El médico de Recreo Ariel Bazán se defendió ante la sanción que le impuso el Colegio Médico y en diálogo con El Ancasti apuntó a la irresponsabilidad de profesionales de la medicina que viralizaron un audio privado por lo que tuvo que responder por graves acusaciones.
Médico apuntó a la irresponsabilidad de sus colegas
Bazán presta servicios en el Hospital Liborio Forte.
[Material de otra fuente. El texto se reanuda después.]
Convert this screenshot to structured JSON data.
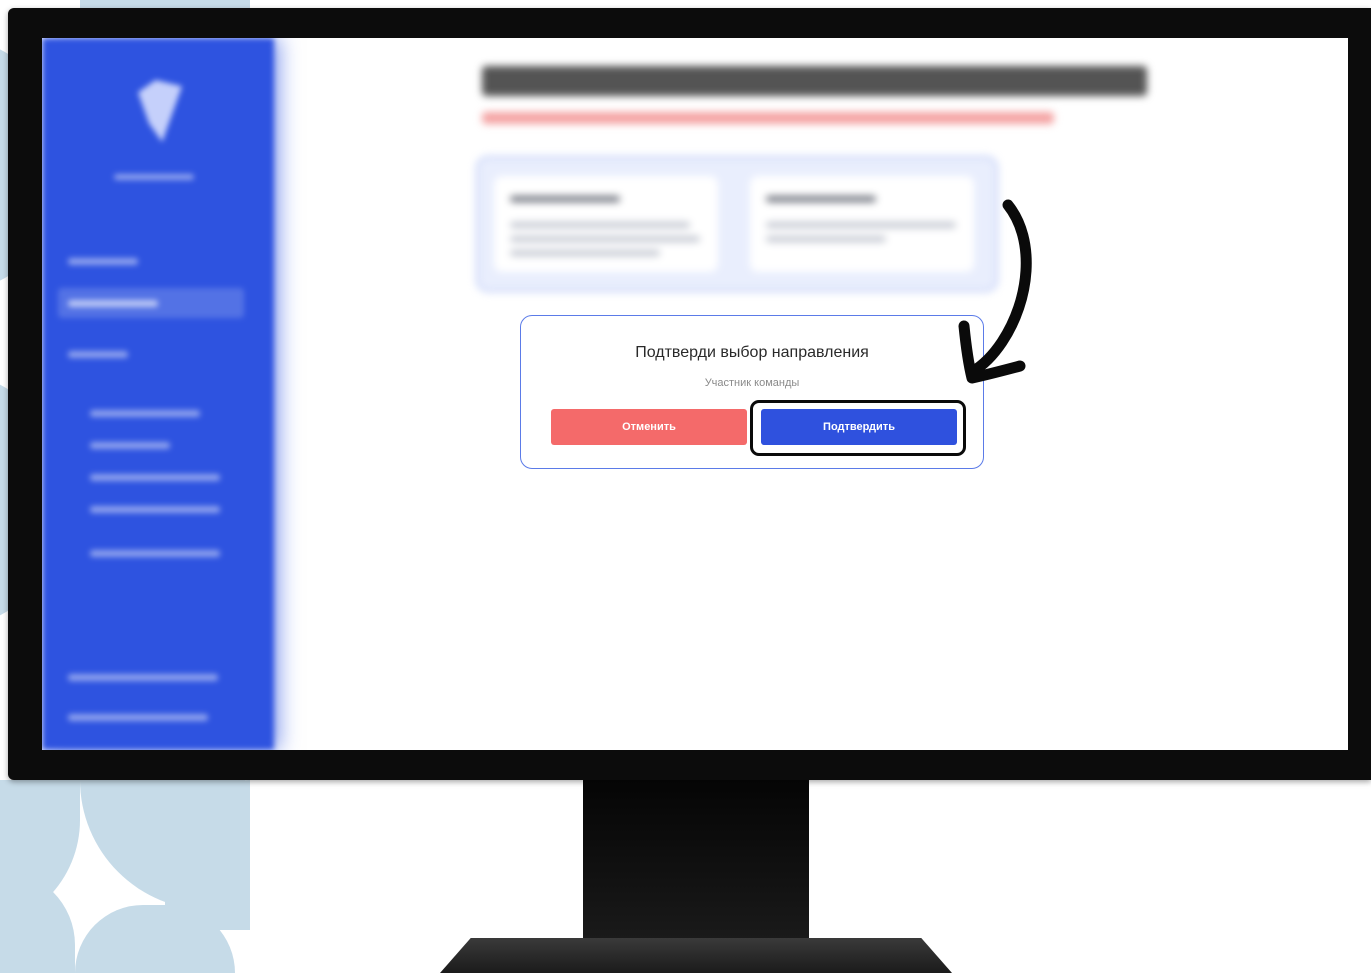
{
  "dialog": {
    "title": "Подтверди выбор направления",
    "subtitle": "Участник команды",
    "cancel_label": "Отменить",
    "confirm_label": "Подтвердить"
  },
  "colors": {
    "sidebar": "#2e53e0",
    "cancel_button": "#f46a6a",
    "confirm_button": "#2f51de",
    "dialog_border": "#5b7be8",
    "background_pattern": "#c6dbe8"
  },
  "icons": {
    "annotation": "curved-arrow-icon",
    "logo": "app-logo-icon"
  }
}
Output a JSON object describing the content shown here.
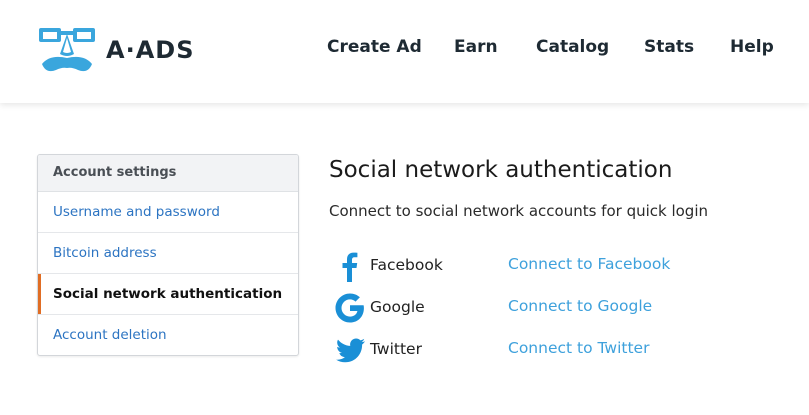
{
  "brand": {
    "name": "A·ADS",
    "logo_color": "#3aa6dd"
  },
  "nav": {
    "items": [
      "Create Ad",
      "Earn",
      "Catalog",
      "Stats",
      "Help"
    ]
  },
  "sidebar": {
    "heading": "Account settings",
    "items": [
      {
        "label": "Username and password"
      },
      {
        "label": "Bitcoin address"
      },
      {
        "label": "Social network authentication",
        "active": true
      },
      {
        "label": "Account deletion"
      }
    ],
    "active_accent": "#e06d24"
  },
  "main": {
    "title": "Social network authentication",
    "subtitle": "Connect to social network accounts for quick login",
    "providers": [
      {
        "name": "Facebook",
        "icon": "facebook-icon",
        "link": "Connect to Facebook"
      },
      {
        "name": "Google",
        "icon": "google-icon",
        "link": "Connect to Google"
      },
      {
        "name": "Twitter",
        "icon": "twitter-icon",
        "link": "Connect to Twitter"
      }
    ],
    "link_color": "#3ea1dc",
    "icon_color": "#1a8fd6"
  }
}
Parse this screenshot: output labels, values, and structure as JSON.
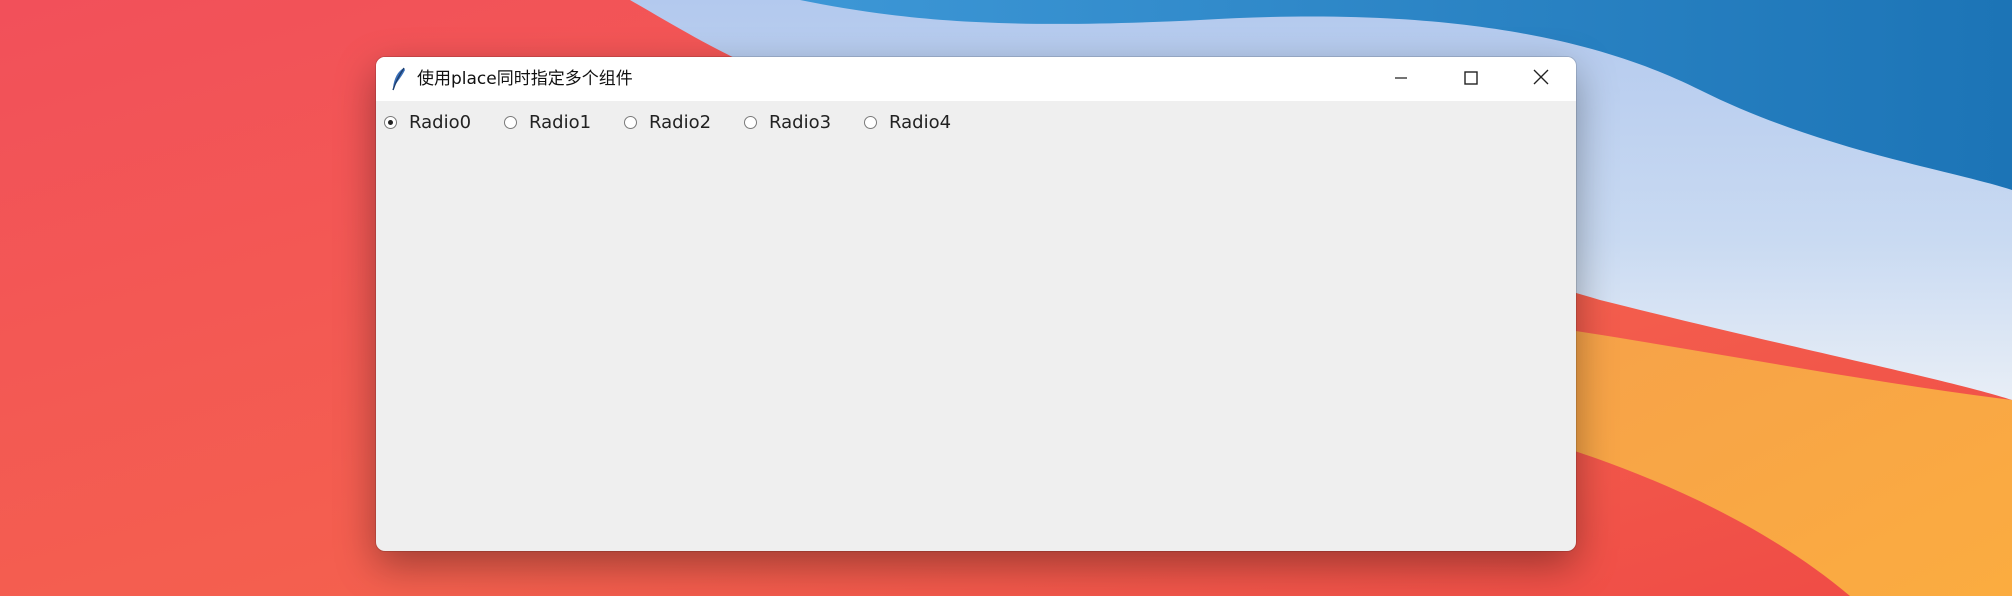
{
  "window": {
    "title": "使用place同时指定多个组件",
    "icon": "feather-icon",
    "controls": [
      "minimize-icon",
      "maximize-icon",
      "close-icon"
    ]
  },
  "radios": [
    {
      "label": "Radio0",
      "checked": true
    },
    {
      "label": "Radio1",
      "checked": false
    },
    {
      "label": "Radio2",
      "checked": false
    },
    {
      "label": "Radio3",
      "checked": false
    },
    {
      "label": "Radio4",
      "checked": false
    }
  ],
  "colors": {
    "client_bg": "#efefef",
    "titlebar_bg": "#ffffff"
  }
}
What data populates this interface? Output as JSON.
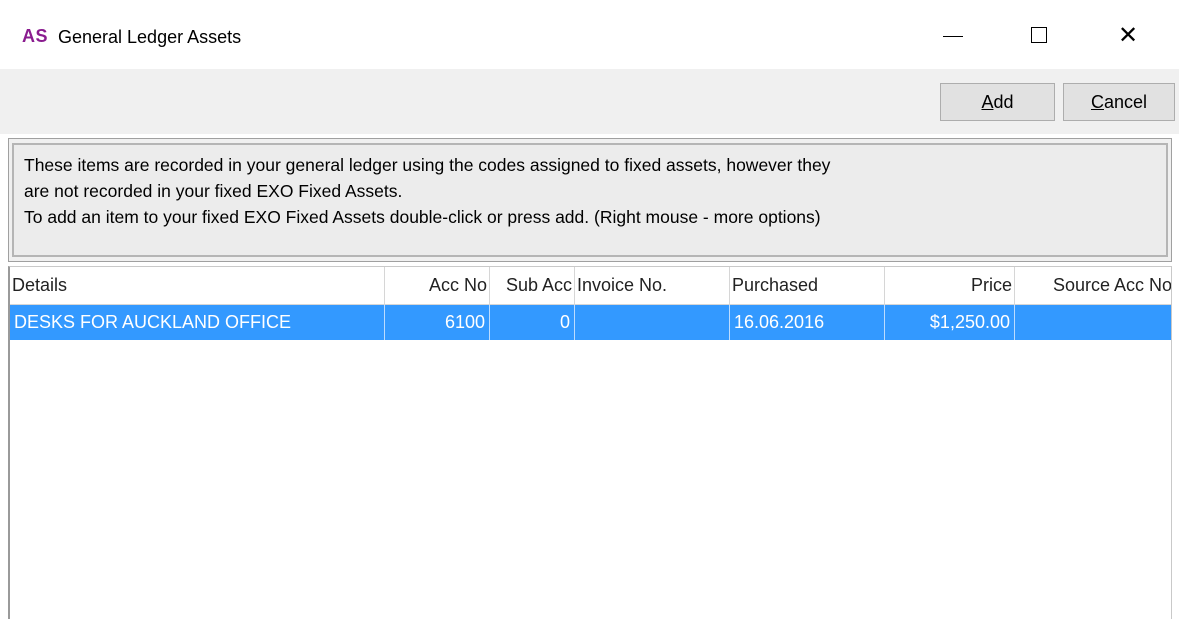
{
  "window": {
    "logo_text": "AS",
    "title": "General Ledger Assets",
    "controls": {
      "minimize_icon": "minimize-icon",
      "maximize_icon": "maximize-icon",
      "close_icon": "close-icon",
      "close_glyph": "✕"
    }
  },
  "toolbar": {
    "add_label_access_key": "A",
    "add_label_rest": "dd",
    "cancel_label_access_key": "C",
    "cancel_label_rest": "ancel"
  },
  "info": {
    "lines": [
      "These items are recorded in your general ledger using the codes assigned to fixed assets, however they",
      "are not recorded in your fixed EXO Fixed Assets.",
      "To add an item to your fixed EXO Fixed Assets double-click or press add. (Right mouse - more options)"
    ]
  },
  "grid": {
    "columns": [
      "Details",
      "Acc No",
      "Sub Acc",
      "Invoice No.",
      "Purchased",
      "Price",
      "Source Acc No"
    ],
    "rows": [
      {
        "details": "DESKS FOR AUCKLAND OFFICE",
        "acc_no": "6100",
        "sub_acc": "0",
        "invoice_no": "",
        "purchased": "16.06.2016",
        "price": "$1,250.00",
        "source_acc_no": ""
      }
    ],
    "selected_row_color": "#3399ff"
  },
  "colors": {
    "logo": "#8a1c8f",
    "toolbar_bg": "#f0f0f0"
  }
}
En octubre, el médico envió un mensaje de audio a un grupo de whatsapp de la institución (se trataría de un grupo de guardias) donde daba cuenta de que un puñado de colegas había formado parte de una reunión social siendo uno de ellos un contacto estrecho de un caso positivo de COVID-19. En el audio, Bazán informa que ya elevó a sus superiores la lista de los pacientes que fueron atendidos por estos profesionales que se iban a hisopar al día siguiente.
Según comentó, a raíz de la filtración del audio, recibió cuatro denuncias de los involucrados. Los profesionales Ramón Figueroa Castellanos, actual diputado, y Herrera Castellanos presentaron denuncia en el Colegio Médico y en el Ministerio de Salud y pidieron la sanción máxima. El tribunal deontológico del Colegio Médico citó a Bazán. "Expuse lo que sucedió, la filtración del audio y expliqué la situación. Yo era el encargado del COE hospitalario, coordinaba las acciones contra el COVID en Recreo", argumentó.
"Cuando ocurrió todo esto, desde el Ministerio de Salud me pidieron que alertara porque había que aislar a los compañeros y más de 100 personas que fueron atendidas entre los cuatro médicos. El famoso audio lo envié a un grupo en el que somos ocho integrantes, y alguien lo viralizó: en 20 minutos ya sabía todo Recreo", comentó.
Según relató, el 11 de noviembre lo citaron a la reunión para que efectúe su descargo ante el Colegio Médico. "El 27 de enero me suspenden por 20 días, y tenía que hacer un descargo en los cinco días hábiles siguientes. El 3 de febrero hice el descargo, negándome rotundamente a la sanción. Ellos sostienen que falté a la ética y al secreto médico. Antes de eso, existe una conciliación o un apercibimiento que yo no la tuve. Es una sanción severísima para mí. Emocionalmente me cayó muy mal; estoy volviendo a trabajar de a poco en el sector privado. Tuve que pagar yo por la irresponsabilidad de un colega por viralizar el audio y por la irresponsabilidad de cuatro médicos contagiados que vinieron a atender gente a Recreo cuando ya no había contagios en el lugar".
Según relató, su calvario continúa. "La semana pasada recibí otra carta documento diciendo que conformaron el tribunal con otros tres médicos para tratar mi descargo y analizar si la sanción sigue firme". Este nuevo Tribunal estará integrado por Segundo Fernández, Horacio Mendizábal y Ernesto Vera. "Si esto queda firme (por la sanción), el Ministerio de Salud me iniciará un sumario administrativo y la sanción sería rescindirme el contrato", alertó ante la posibilidad de perder su fuente laboral.
Por último, Bazán comentó que toda la situación le generó un fuerte impacto emocional. "Mi compromiso no es el mismo, tengo desconfianza hasta de mis compañeros. Todavía no sé cómo voy a reaccionar con mis pacientes", sostuvo.